The emeralds do not have a language as such. However, they are more than capable of communication—in fact, their method commands much more attention than merely shouting down the hall. The gems glow with a great green fire, and their feelings flow forth within the flames—when the light touches the flesh, you feel what the emerald feels and have little choice in the matter. There they go, the grinding, glittering wheels, flashing here and there, sending a beam of well-being here, of anger and bitterness there, of love unrequited and unlooked for—whatever private operas play out among the jewels.

This was how I discovered that, after the unicorn hunt, I was no longer permitted to move about the Mount as I pleased. I attempted to leave my room and a queen emerald, one I thought of as Cabochon, for that was her cut (I assume she was a she—I suppose she could be a he as easily, or a nothing at all since emeralds are hardly sticklers on social points, but I prefer women’s company so I shall call my Cab what I like), rolled across the door, shining with a strong sense of not a chance, my friend.

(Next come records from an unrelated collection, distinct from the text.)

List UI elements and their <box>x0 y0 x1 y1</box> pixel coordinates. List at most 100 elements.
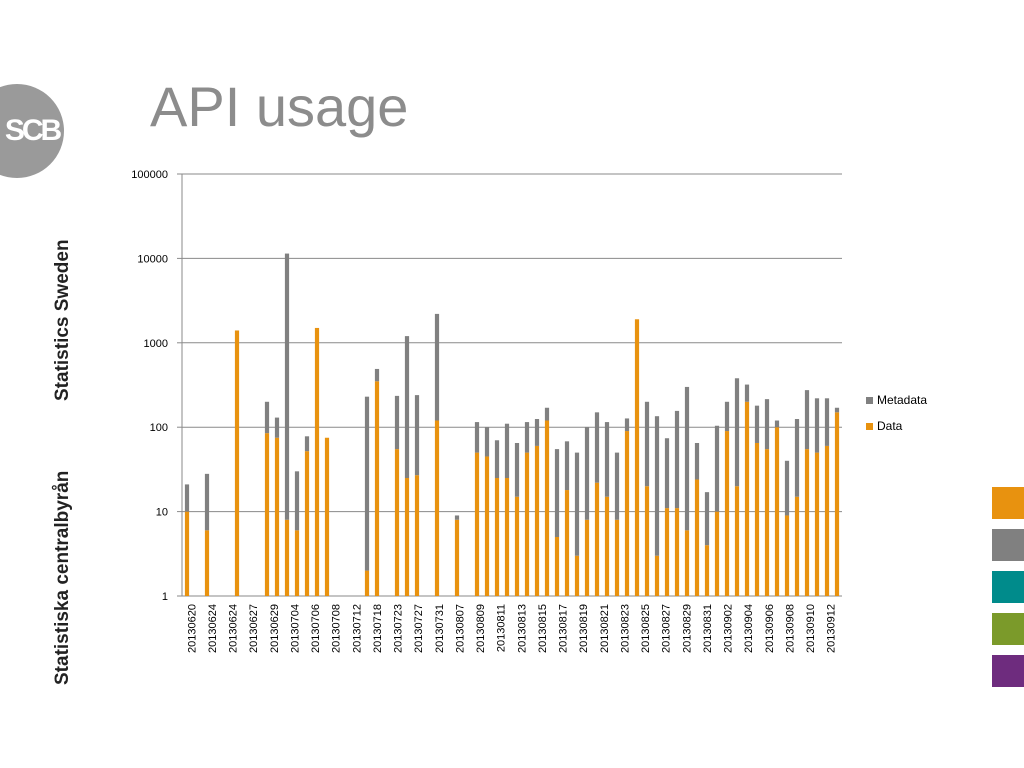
bar-data <box>544 420 550 596</box>
bar-data <box>794 496 800 596</box>
x-tick-label: 20130629 <box>269 604 281 653</box>
bar-data <box>684 530 690 596</box>
legend-swatch-metadata <box>866 397 873 404</box>
bar-metadata <box>264 401 270 434</box>
bar-metadata <box>564 441 570 491</box>
x-tick-label: 20130817 <box>558 604 570 653</box>
x-tick-label: 20130718 <box>372 604 384 653</box>
bar-metadata <box>404 336 410 479</box>
x-tick-label: 20130904 <box>743 604 755 653</box>
bar-data <box>524 452 530 596</box>
y-tick-label: 10000 <box>137 253 168 265</box>
bar-metadata <box>584 427 590 520</box>
bar-metadata <box>614 452 620 520</box>
bar-data <box>374 381 380 596</box>
bar-metadata <box>454 515 460 520</box>
x-tick-label: 20130704 <box>289 604 301 653</box>
bar-data <box>674 508 680 596</box>
x-tick-label: 20130829 <box>681 604 693 653</box>
bar-data <box>614 519 620 596</box>
x-tick-label: 20130819 <box>578 604 590 653</box>
bar-metadata <box>594 412 600 483</box>
x-tick-label: 20130908 <box>784 604 796 653</box>
bar-metadata <box>804 390 810 450</box>
x-tick-label: 20130815 <box>537 604 549 653</box>
x-tick-label: 20130813 <box>516 604 528 653</box>
x-tick-label: 20130731 <box>434 604 446 653</box>
bar-data <box>184 511 190 596</box>
bar-data <box>484 456 490 596</box>
x-tick-label: 20130712 <box>351 604 363 653</box>
bar-data <box>744 401 750 596</box>
bar-data <box>574 555 580 596</box>
bar-data <box>774 427 780 596</box>
bar-data <box>644 486 650 596</box>
y-tick-label: 100000 <box>131 169 168 181</box>
bar-data <box>824 445 830 596</box>
bar-data <box>754 442 760 596</box>
bar-data <box>664 508 670 596</box>
bar-data <box>494 478 500 596</box>
bar-metadata <box>434 313 440 421</box>
x-tick-label: 20130723 <box>393 604 405 653</box>
bar-data <box>704 545 710 596</box>
bar-data <box>364 570 370 596</box>
x-tick-label: 20130821 <box>599 604 611 653</box>
bar-data <box>274 437 280 596</box>
legend-swatch-data <box>866 423 873 430</box>
bar-metadata <box>784 460 790 516</box>
y-tick-label: 100 <box>150 422 168 434</box>
bar-data <box>414 475 420 596</box>
bar-data <box>784 515 790 596</box>
bar-metadata <box>684 386 690 531</box>
bar-data <box>504 478 510 596</box>
bar-data <box>454 519 460 596</box>
x-tick-label: 20130825 <box>640 604 652 653</box>
x-tick-label: 20130624 <box>228 604 240 653</box>
bar-data <box>564 490 570 596</box>
x-tick-label: 20130902 <box>723 604 735 653</box>
bar-metadata <box>534 419 540 446</box>
legend-label-data: Data <box>877 419 903 433</box>
bar-data <box>724 431 730 596</box>
bar-metadata <box>414 395 420 476</box>
bar-metadata <box>524 422 530 453</box>
x-tick-label: 20130912 <box>826 604 838 653</box>
page-title: API usage <box>150 75 409 138</box>
bar-data <box>314 327 320 596</box>
bar-data <box>554 537 560 596</box>
bar-data <box>534 445 540 596</box>
bar-data <box>604 496 610 596</box>
y-tick-label: 10 <box>156 507 168 519</box>
bar-metadata <box>744 384 750 402</box>
legend-label-metadata: Metadata <box>877 393 927 407</box>
bar-metadata <box>694 442 700 480</box>
bar-data <box>594 482 600 596</box>
x-tick-label: 20130624 <box>207 604 219 653</box>
x-tick-label: 20130627 <box>248 604 260 653</box>
bar-data <box>654 555 660 596</box>
bar-data <box>404 478 410 596</box>
bar-metadata <box>304 436 310 452</box>
bar-data <box>804 449 810 596</box>
gray-swatch <box>992 529 1024 561</box>
bar-metadata <box>824 398 830 446</box>
x-tick-label: 20130807 <box>454 604 466 653</box>
x-tick-label: 20130727 <box>413 604 425 653</box>
bar-metadata <box>754 405 760 443</box>
logo-text: SCB <box>4 114 62 147</box>
olive-swatch <box>992 613 1024 645</box>
bar-metadata <box>624 418 630 432</box>
bar-data <box>434 420 440 596</box>
bar-metadata <box>714 425 720 512</box>
bar-metadata <box>274 417 280 438</box>
x-tick-label: 20130708 <box>331 604 343 653</box>
bar-metadata <box>834 407 840 413</box>
x-tick-label: 20130831 <box>702 604 714 653</box>
bar-data <box>834 412 840 596</box>
x-tick-label: 20130910 <box>805 604 817 653</box>
bar-metadata <box>704 492 710 546</box>
bar-metadata <box>574 452 580 556</box>
bar-metadata <box>774 420 780 428</box>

I implored, but Cab’s light did not change.

Cabochon seemed to be a sort of pack leader—an alpha gem, along with the one I thought of as Trillion, again, for the cut of him, a broad bull emerald. But Cab could spin down the halls at such speeds, and Trillion, with his points, had a slower, more plodding, more meditative pace through the world. She would roll around him with such merriment, throwing out rainbows of teasing delight, like a puppy nipping at a litter mate, and he would simply glow.

Having little else to do with a gigantic jewel wedged in my door, sparkling with regret and chagrin, I asked her several questions I had been considering, but too interested in my friend Agneya’s eggs (one had gone totally black—this is apparently considered an omen of great good luck) and the ever-distant Bonfire and the disturbing events of the hunt to interview the rolling gems.

“Do emeralds alone grow to such great size, or are there rubies and sapphires, too, roaming the hills in packs, jasper prides digging trails through the brush, carnelian wheels spinning along the seashore?”

Cabochon glowed pride: only us, we alone.

“Do you have a mother, a father?”

My sweet Cab flickered—too complex.

“Are you born?”

Green warmth: yes.

“From another jewel, a parent gem?”

Cabochon grew cool and dim: no.

“The mountain then. The mountain is your mother?”

A blaze of grassy color—Indeed! A dark piney flash: more I cannot say.

“Are you servants here? Like dogs set to guard a treasure? Or are you citizens of Simurgh, being fiery, after a fashion?”

Cab rolled back and forth, distressed. Her light took on a bluish cast. The Masters will hear.

“I do not mean to discomfit you! Let us move on to easier topics. Do you have art among you? Music, theater, epic and historical poetry?”